Fecal metagenomic sequencing of 29 obese adolescents with MASLD and 17 healthy peers showed markedly reduced AP abundance in adolescent MASLD patients. Supplemental AP administration significantly relieved hepatic lipid deposition in high-fat diet-induced MASLD mouse models.

Acetate is identified as the core functional metabolite of AP. Acetate activates the hepatic GPR43/AMPK signaling pathway, inhibits excessive S385 phosphorylation of PTEN and restores PTEN biological activity, thereby suppressing the PI3K/Akt/mTOR pathway and lifting the blockade of lipophagy to accelerate hepatic lipid clearance.

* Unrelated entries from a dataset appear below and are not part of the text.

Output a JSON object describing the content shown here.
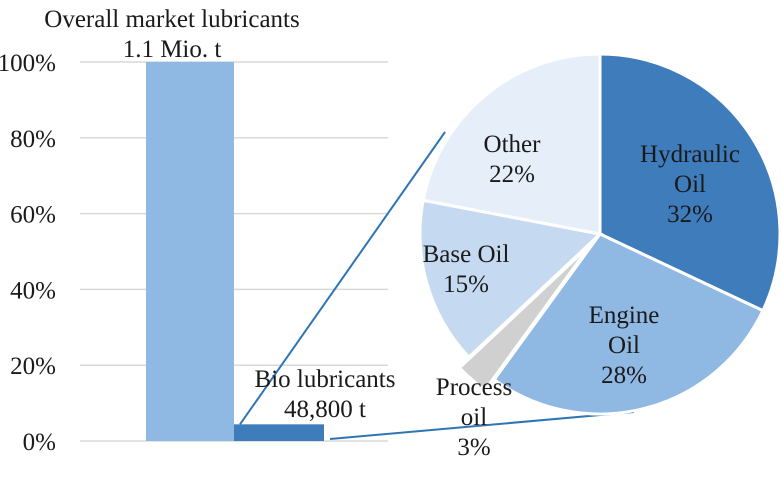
{
  "chart_data": [
    {
      "type": "bar",
      "categories": [
        "Overall market lubricants",
        "Bio lubricants"
      ],
      "values": [
        100,
        4.4
      ],
      "data_labels": [
        {
          "lines": [
            "Overall market lubricants",
            "1.1 Mio. t"
          ]
        },
        {
          "lines": [
            "Bio lubricants",
            "48,800 t"
          ]
        }
      ],
      "ylim": [
        0,
        100
      ],
      "yticks": [
        "0%",
        "20%",
        "40%",
        "60%",
        "80%",
        "100%"
      ],
      "grid": true,
      "colors": [
        "#8fb8e3",
        "#3f7cbb"
      ]
    },
    {
      "type": "pie",
      "labels": [
        "Hydraulic Oil",
        "Engine Oil",
        "Process oil",
        "Base Oil",
        "Other"
      ],
      "values": [
        32,
        28,
        3,
        15,
        22
      ],
      "slice_labels": [
        {
          "lines": [
            "Hydraulic",
            "Oil",
            "32%"
          ]
        },
        {
          "lines": [
            "Engine",
            "Oil",
            "28%"
          ]
        },
        {
          "lines": [
            "Process",
            "oil",
            "3%"
          ]
        },
        {
          "lines": [
            "Base Oil",
            "15%"
          ]
        },
        {
          "lines": [
            "Other",
            "22%"
          ]
        }
      ],
      "colors": [
        "#3f7cbb",
        "#8fb8e3",
        "#d0d0d0",
        "#c5daf1",
        "#e6eef9"
      ],
      "exploded": "Process oil"
    }
  ]
}
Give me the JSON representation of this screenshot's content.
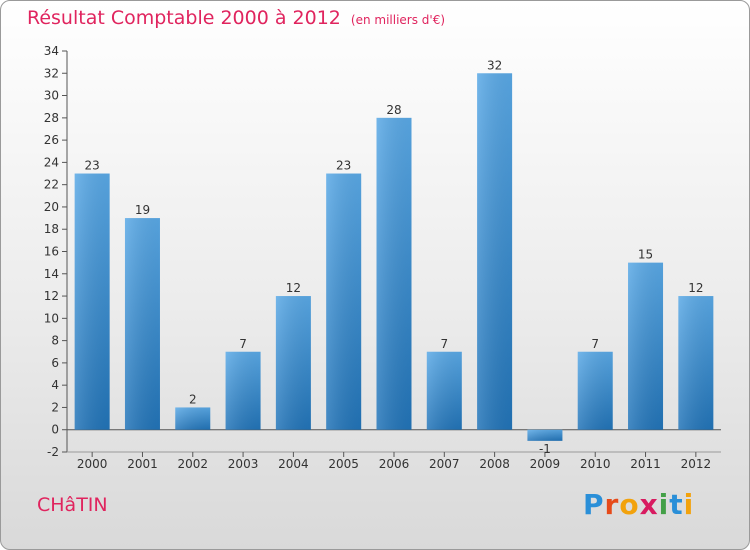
{
  "header": {
    "title": "Résultat Comptable 2000 à 2012",
    "units": "(en milliers d'€)"
  },
  "footer": {
    "commune": "CHâTIN",
    "logo_letters": [
      {
        "ch": "P",
        "color": "#2a8fd8"
      },
      {
        "ch": "r",
        "color": "#e64a19"
      },
      {
        "ch": "o",
        "color": "#f2a20c"
      },
      {
        "ch": "x",
        "color": "#d81b60"
      },
      {
        "ch": "i",
        "color": "#43a047"
      },
      {
        "ch": "t",
        "color": "#2a8fd8"
      },
      {
        "ch": "i",
        "color": "#f2a20c"
      }
    ]
  },
  "chart_data": {
    "type": "bar",
    "title": "Résultat Comptable 2000 à 2012",
    "subtitle": "(en milliers d'€)",
    "xlabel": "",
    "ylabel": "",
    "categories": [
      "2000",
      "2001",
      "2002",
      "2003",
      "2004",
      "2005",
      "2006",
      "2007",
      "2008",
      "2009",
      "2010",
      "2011",
      "2012"
    ],
    "values": [
      23,
      19,
      2,
      7,
      12,
      23,
      28,
      7,
      32,
      -1,
      7,
      15,
      12
    ],
    "ylim": [
      -2,
      34
    ],
    "yticks": [
      -2,
      0,
      2,
      4,
      6,
      8,
      10,
      12,
      14,
      16,
      18,
      20,
      22,
      24,
      26,
      28,
      30,
      32,
      34
    ],
    "grid": false,
    "bar_color_top": "#5aa9e6",
    "bar_color_bottom": "#2274b8"
  }
}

This finding validates the therapeutic potential of the AP-acetate-GPR43-lipophagy axis in adolescent MASLD, providing scientific support for the development of AP-based probiotic preparations and acetate-related microecological regulators.

Summary

The four pioneering studies presented by Professor Bai Feihu’s team at 2026 DDW establish a complete research system covering etiology clarification, mechanism exploration and clinical intervention strategies for metabolic fatty liver diseases, involving beneficial microbes (Clostridium leptum, Alistipes putredinis), pathogenic bacteria (ETBF) and harmful intestinal fungi (Rhizopus rhizopodiformis).

A series of newly discovered signaling axes and druggable targets including HMBA-GPR81, kynurenine-retinoic acid, 13(S)-HODE-Elane and acetate-mediated lipophagy further highlight the outstanding original innovation strength and international leading academic influence of China in the field of digestive microecology and liver disease research.